TFLite classifier parameters

  • model_path: The path to the .tflite model file, as a string. This attribute is absolutely required.
  • num_threads: An integer that defines how many CPU threads to use to run inference. The default value is 1.
  • label_path: The path to a .txt file that holds class labels for your TFLite model, as a string. The SDK expects this text file to contain an ordered listing of the class labels. Without this file, classes will read “1”, “2”, etc.

Segmentation

3D Object Segmentation is the process of separating and returning a list of the found “objects” from a 3D scene. The “objects” are a list of point clouds with associated metadata, like the label, the 3D bounding box, and center coordinate of the object. Future updates to the service may return more information about the objects.

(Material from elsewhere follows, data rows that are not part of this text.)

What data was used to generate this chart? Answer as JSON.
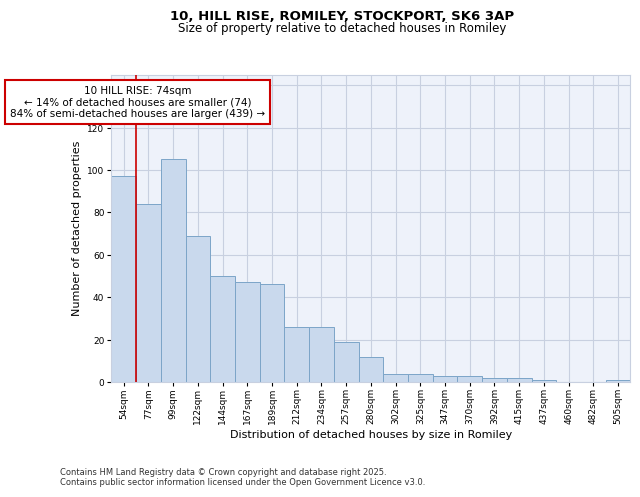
{
  "title_line1": "10, HILL RISE, ROMILEY, STOCKPORT, SK6 3AP",
  "title_line2": "Size of property relative to detached houses in Romiley",
  "xlabel": "Distribution of detached houses by size in Romiley",
  "ylabel": "Number of detached properties",
  "categories": [
    "54sqm",
    "77sqm",
    "99sqm",
    "122sqm",
    "144sqm",
    "167sqm",
    "189sqm",
    "212sqm",
    "234sqm",
    "257sqm",
    "280sqm",
    "302sqm",
    "325sqm",
    "347sqm",
    "370sqm",
    "392sqm",
    "415sqm",
    "437sqm",
    "460sqm",
    "482sqm",
    "505sqm"
  ],
  "values": [
    97,
    84,
    105,
    69,
    50,
    47,
    46,
    26,
    26,
    19,
    12,
    4,
    4,
    3,
    3,
    2,
    2,
    1,
    0,
    0,
    1
  ],
  "bar_color": "#c9d9ed",
  "bar_edge_color": "#7ca5c8",
  "highlight_line_color": "#cc0000",
  "annotation_text": "10 HILL RISE: 74sqm\n← 14% of detached houses are smaller (74)\n84% of semi-detached houses are larger (439) →",
  "annotation_box_color": "#ffffff",
  "annotation_box_edge_color": "#cc0000",
  "ylim": [
    0,
    145
  ],
  "yticks": [
    0,
    20,
    40,
    60,
    80,
    100,
    120,
    140
  ],
  "grid_color": "#c8d0e0",
  "background_color": "#eef2fa",
  "footer_text": "Contains HM Land Registry data © Crown copyright and database right 2025.\nContains public sector information licensed under the Open Government Licence v3.0.",
  "title_fontsize": 9.5,
  "subtitle_fontsize": 8.5,
  "axis_label_fontsize": 8,
  "tick_fontsize": 6.5,
  "annotation_fontsize": 7.5,
  "footer_fontsize": 6.0
}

Any camera that can return 3D pointclouds can use 3D object segmentation.

The Segmentation API

Check out the Python SDK documentation for the API.

Segmenter Types

The types of segmenters supported are:

  • radius_clustering_segmenter: Radius_clustering is a segmenter that finds well separated objects above a flat plane. It first identifies the biggest plane in the scene, eliminates all points below that plane, and begins clustering points above that plane based on how near they are to each other. Unfortunately it is a bit slow, and can take up to 30s to segment the scene.
  • detector_segmenter: Object segmenters are automatically created from detectors in the vision service. Any registered detector “x” defined in “register_models” field or added later to the vision service becomes a segmenter with the name “x_segmenter”. It begins by finding the 2D bounding boxes, and then returns the list of 3D point cloud projection of the pixels within those bounding boxes.

Radius Clustering Segmenter parameters

  • min_points_in_plane is an integer that specifies how many points there must be in a flat surface for it to count as a plane. This is to distinguish between large planes, like the floors and walls, and small planes, like the tops of bottle caps.
  • min_points_in_segment is an integer that sets a minimum size to the returned objects, and filters out all other found objects below that size.
  • clustering_radius_mm is a floating point number that specifies how far apart points can be (in units of mm) in order to be considered part of the same object. A small clustering radius will more likely split different parts of a large object into distinct objects. A large clustering radius may aggregate closely spaced objects into one object.
    • 3.0 is a decent starting value.
  • mean_k_filtering (optional) is an integer parameter used in a subroutine to eliminate the noise in the point clouds2. It should be set to be 5-10% of the number of min_points_in_segment.
    • Start with 5% and go up if objects are still too noisy.
    • If you don’t want to use the filtering, set the number to 0 or less.

Detector Segmenters

  • detector_name is the name of the detector already registered in the vision service that will be turned into a segmenter.
  • confidence_threshold_pct is a number between 0 and 1 which represents a filter on object confidence scores. Detections that score below the threshold will be filtered out in the segmenter. The default is 0.5.
  • mean_k is an integer parameter used in a subroutine to eliminate the noise in the point clouds2. It should be set to be 5-10% of the minimum segment size.
    • Start with 5% and go up if objects are still too noisy.
    • If you don’t want to use the filtering, set the number to 0 or less.
  • sigma is a floating point parameter used in a subroutine to eliminate the noise in the point clouds2. It should usually be set between 1.0 and 2.0.
    • 1.25 is usually a good default. If you want the object result to be less noisy (at the risk of losing some data around its edges) set sigma to be lower.